Before I had ever met graffiti artist Mike 171, I passed by one of his creations nearly every single day. A crucifix made of rusted iron sits in the garden of Good Shepherd Church on 207th Street in Inwood, the sliver of neighborhood at the top of Manhattan. It could be any cross, but anyone from the block would tell you that the metal is from the wreckage of the World Trade Center. “I put that cross there,” Mike 171 told me, and I was instantly transported back to the hundreds of evenings I’d spent eating takeout on the steps of Good Shepherd, watching the sun go down over the former Harlem Savings Bank and the number of passengers at the Bx12 stop dwindle as it got later into the night.

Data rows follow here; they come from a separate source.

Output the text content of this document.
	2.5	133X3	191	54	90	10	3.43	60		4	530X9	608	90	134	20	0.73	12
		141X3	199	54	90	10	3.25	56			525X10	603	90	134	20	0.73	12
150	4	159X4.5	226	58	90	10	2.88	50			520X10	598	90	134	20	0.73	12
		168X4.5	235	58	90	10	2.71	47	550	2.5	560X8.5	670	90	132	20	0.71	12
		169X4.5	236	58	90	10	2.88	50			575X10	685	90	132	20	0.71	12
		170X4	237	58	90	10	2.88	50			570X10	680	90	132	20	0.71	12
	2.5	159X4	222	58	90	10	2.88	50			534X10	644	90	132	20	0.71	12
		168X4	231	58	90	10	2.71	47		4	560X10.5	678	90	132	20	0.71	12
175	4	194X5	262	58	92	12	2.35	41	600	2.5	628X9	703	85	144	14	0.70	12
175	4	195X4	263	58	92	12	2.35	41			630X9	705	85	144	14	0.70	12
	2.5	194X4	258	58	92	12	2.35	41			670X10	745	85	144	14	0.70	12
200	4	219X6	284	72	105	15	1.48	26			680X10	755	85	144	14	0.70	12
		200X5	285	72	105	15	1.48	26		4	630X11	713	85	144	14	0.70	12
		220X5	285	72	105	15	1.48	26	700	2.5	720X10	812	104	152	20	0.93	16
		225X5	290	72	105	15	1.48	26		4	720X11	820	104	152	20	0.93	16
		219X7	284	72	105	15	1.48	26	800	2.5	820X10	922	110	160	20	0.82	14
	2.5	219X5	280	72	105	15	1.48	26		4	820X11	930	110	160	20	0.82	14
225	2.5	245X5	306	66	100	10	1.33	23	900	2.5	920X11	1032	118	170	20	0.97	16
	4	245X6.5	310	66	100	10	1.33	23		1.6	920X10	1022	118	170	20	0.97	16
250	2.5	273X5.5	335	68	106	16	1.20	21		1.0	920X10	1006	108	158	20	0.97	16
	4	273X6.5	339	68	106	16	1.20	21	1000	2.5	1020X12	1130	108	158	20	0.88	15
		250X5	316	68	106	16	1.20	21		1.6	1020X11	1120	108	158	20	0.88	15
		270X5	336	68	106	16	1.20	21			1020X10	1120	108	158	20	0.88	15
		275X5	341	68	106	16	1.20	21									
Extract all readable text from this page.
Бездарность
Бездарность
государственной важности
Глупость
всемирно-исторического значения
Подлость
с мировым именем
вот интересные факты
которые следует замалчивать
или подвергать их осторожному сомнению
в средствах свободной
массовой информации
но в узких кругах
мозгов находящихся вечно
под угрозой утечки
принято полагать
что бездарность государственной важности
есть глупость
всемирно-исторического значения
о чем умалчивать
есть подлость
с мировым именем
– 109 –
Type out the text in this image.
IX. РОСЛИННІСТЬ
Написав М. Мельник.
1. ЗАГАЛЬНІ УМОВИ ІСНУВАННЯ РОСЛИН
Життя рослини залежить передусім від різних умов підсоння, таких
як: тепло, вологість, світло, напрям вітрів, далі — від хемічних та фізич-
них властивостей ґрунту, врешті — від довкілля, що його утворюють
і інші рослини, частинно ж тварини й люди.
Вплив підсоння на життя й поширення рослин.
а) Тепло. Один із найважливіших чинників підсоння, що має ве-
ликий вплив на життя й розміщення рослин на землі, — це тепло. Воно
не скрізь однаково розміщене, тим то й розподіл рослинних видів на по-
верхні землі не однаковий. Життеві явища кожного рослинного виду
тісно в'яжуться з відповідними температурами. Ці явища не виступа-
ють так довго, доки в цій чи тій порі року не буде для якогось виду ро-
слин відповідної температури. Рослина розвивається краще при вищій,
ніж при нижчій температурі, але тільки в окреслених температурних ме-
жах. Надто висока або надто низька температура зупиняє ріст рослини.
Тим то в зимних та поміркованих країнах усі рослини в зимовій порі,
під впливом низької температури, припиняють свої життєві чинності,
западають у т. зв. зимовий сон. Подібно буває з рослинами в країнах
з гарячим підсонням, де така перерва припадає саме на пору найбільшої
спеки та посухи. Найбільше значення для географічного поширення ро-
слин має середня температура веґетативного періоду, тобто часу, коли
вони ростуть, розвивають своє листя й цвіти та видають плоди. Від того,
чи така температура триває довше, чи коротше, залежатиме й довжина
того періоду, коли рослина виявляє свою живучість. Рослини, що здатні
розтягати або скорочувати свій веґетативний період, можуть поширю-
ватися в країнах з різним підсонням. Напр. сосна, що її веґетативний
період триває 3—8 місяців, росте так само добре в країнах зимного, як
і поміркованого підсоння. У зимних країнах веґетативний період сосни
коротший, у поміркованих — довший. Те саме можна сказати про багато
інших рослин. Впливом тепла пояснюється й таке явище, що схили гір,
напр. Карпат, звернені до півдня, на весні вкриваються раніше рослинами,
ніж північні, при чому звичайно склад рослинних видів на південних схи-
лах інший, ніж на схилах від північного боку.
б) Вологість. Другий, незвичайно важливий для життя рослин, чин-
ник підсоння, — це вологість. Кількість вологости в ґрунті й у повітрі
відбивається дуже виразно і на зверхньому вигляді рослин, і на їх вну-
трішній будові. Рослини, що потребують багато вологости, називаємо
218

That was the block I’d spend countless childhood Saturday mornings going to the farmer’s market to get apple cider, challah, and organic honey, or where the Mister Softee truck my dad would buy me soft-serve parked at the lip of Inwood Hill Park. And 207th Street weaves down the hill past Vermilyea, Sherman, and 10th, where the neighborhood turns into auto shops, gas stations, and liquor stores. I’d walked that route until 207th transforms into Fordham Road in the Bronx to wait dutifully at the Metro North station for the commuter train to carry me away into the pristine suburbs of Scarsdale, where I would hang out with my then-boyfriend’s family. They were the kind of people who’d be afraid of walking around at night where I lived. I always longed to be able to express to my peers how much I loved the neighborhood colloquially called “the Heights.”
It’s burned into my mind how a high school classmate of mine whose family owned a private plane and whose outfits probably cost more than all of my furniture once turned up her nose at me when I told her I got my makeup at the beauty supply store on Wadsworth Avenue. “Sure, I’d go there,” she said. “But then I’d have to go to Washington Heights.” She looked like she’d just smelled something bad. As I took the 1 train home that day and watched the chaos of Dyckman Street appear out the window, the garish lights of the Western Unions and Kennedy Fried Chickens seemed dimmer. But my neighborhood was my refuge. And Mike 171’s presence was there through it all.